The winner-take-all final has been a sticking point for Mark Cossar in the past. Several times he has top scored in the heats, only to see things cruelly snatched from him in the final. As the opening two laps played out in the final, it looked like history might inexplicably repeat itself as Cossar/Williams saw Winterburn/Brown leading them and blocking their every move. But it was Winterburn/Brown who lady luck would play her final sinister hand to. Further back in the race, Neal Owen’s passenger Jason Farwell fell from the machine and was stricken on the circuit, forcing clerk of the course Graham Hurry to stop the race. A restart would be required. Surely, it would be a big ask to head Cossar/Williams for a second time? As the rerun took place, it was Cossar/Williams who this time flawlessly hit the front and stormed away from the rest of the pack. Winterburn/Brown, who must’ve been fuming under their helmets, rode comfortably in second but couldn’t eat into Cossar/Williams’ healthy lead. The race for the final podium spot saw another fight through the field from Tom Cossar/Wayne Rickards. They picked up their best ever Masters by finishing 3rd. A thought must be spared for the brothers Cossar, who sadly lost father Andy just over a year ago.
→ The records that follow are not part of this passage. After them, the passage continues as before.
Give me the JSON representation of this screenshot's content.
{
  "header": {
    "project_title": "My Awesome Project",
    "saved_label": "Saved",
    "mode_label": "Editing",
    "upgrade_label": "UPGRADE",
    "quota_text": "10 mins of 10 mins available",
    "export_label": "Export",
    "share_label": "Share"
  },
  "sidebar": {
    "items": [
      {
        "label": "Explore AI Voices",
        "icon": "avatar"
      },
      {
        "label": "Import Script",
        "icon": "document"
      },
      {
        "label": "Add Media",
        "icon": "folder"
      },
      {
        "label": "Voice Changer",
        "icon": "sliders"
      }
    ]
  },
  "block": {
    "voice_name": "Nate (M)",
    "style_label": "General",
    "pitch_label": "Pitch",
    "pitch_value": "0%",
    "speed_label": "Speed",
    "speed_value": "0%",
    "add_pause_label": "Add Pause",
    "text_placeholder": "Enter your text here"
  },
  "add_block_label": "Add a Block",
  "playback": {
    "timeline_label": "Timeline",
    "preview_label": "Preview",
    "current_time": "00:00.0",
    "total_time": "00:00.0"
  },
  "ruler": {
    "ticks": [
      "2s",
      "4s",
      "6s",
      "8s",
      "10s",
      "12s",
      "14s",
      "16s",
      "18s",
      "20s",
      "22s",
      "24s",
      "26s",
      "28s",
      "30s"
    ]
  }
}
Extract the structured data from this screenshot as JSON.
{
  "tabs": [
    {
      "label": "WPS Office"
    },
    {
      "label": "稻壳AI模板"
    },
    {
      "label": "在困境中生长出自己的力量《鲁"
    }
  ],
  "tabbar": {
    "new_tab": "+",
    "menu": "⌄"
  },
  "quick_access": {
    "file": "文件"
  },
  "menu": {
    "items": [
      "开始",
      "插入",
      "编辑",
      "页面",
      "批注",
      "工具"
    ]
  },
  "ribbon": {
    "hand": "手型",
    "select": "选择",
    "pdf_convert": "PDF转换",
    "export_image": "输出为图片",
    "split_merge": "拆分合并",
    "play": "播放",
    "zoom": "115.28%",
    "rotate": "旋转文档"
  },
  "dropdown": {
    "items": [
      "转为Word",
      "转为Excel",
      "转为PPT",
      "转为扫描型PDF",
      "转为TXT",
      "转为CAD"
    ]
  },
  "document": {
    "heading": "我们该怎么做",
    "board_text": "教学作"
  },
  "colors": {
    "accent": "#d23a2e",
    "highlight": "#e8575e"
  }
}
This was a performance a father would be proud of from both Cossar brothers.
As mentioned above, it turned out to be the final meeting for Rob Wilson. After 34 British Masters appearances, 2 British Masters championships, 28 top ten finishes and 48 race wins, it finally came to an end this Sunday with a fantastic fourth place. He has been a tremendous ambassador for the sport and will be greatly missed by all. However, he will still be heavily involved as long-time passenger Terry Saunters will take the bars of the outfit over for 2022.
The names Chris Harris and Mark Cossar/Gareth Williams are etched in history as the 38th British Masters champions. Interestingly, both champions were racing the number 37 and both live on the same estate in Rugby! A huge well done to all of the competitors taking part in the event. It was a meeting to be remembered for all.